Aku merasa aku sudah bangun cukup pagi, tetapi baru saja aku keluar dari kamar mandi, Juna sudah berpakaian rapih dan bersiap-siap berangkat ke minimarket, padahal aku belum menyiapkan sarapan.
" Kamu nggak sarapan dulu?" tanyaku ketika ia berjalan keluar rumah untuk memakai sepatu.
" Nggak usah, nanti aja di tempat kerja." jawabnya tanpa penjelasan yang berarti.

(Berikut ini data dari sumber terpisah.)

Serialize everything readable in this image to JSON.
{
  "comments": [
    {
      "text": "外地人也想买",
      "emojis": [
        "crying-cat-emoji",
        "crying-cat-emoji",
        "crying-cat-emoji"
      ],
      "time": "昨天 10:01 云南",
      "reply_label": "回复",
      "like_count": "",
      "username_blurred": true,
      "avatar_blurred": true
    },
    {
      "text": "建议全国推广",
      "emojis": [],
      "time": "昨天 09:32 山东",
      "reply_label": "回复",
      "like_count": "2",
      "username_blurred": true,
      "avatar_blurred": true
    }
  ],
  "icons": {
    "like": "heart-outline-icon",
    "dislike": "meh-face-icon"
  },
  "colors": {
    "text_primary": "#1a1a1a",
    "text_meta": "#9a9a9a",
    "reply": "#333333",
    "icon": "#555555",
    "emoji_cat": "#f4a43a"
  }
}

" Kok pagi banget kamu berangkat, memangnya minimarket sekarang bukanya sepagi ini, setahuku itu bukan minimarket 24 jam."
" Ada urusan dulu sama Atta. Aku pergi dulu, Assalamualaikum."
Sampai acara perpisahan sekolahanku, aku merasa bahwa tak ada lagi ganjalan dalam rumah tanggaku, bahwa selepas ayah sudah menerima aku sebagai darah dagingnya juga takdirnya, tak ada lagi yang menjadi penghalangku untuk bahagia.
Bahkan sewaktu Juna menganjurkanku ikut perpisahan sekolah, ia dengan mantap meyakinkanku bahwa aku bukan Septi yang dulu, nyatanya sekarang aku seperti menjadi Septi dulu yang penuh kecurigaan pada suamiku sendiri.
Ataukah ini menyangkut Gina, tapi sejak pertengkaran pertamaku, tak pernah ada lagi nama Gina terdengar diantara kami, ataukah ada Gina lainnya yang tak aku sadari. Sampai detik ini aku tak pernah berpikir bahwa Juna seorang playboy, seperti lelaki lain yang seumurannya, tanda-tanda dia seperti itu juga tak pernah tercium sedikitpun olehku.
Padahal hari persalinan semakin dekat.
Tapi aku sudah membulatkan tekad bahwa kecurigaanku tidak boleh sampai mengganggu kesehatan bayiku, karena setahuku pikiran negatif akan berpengaruh banyak pada kelangsungan kehamilan seseorang.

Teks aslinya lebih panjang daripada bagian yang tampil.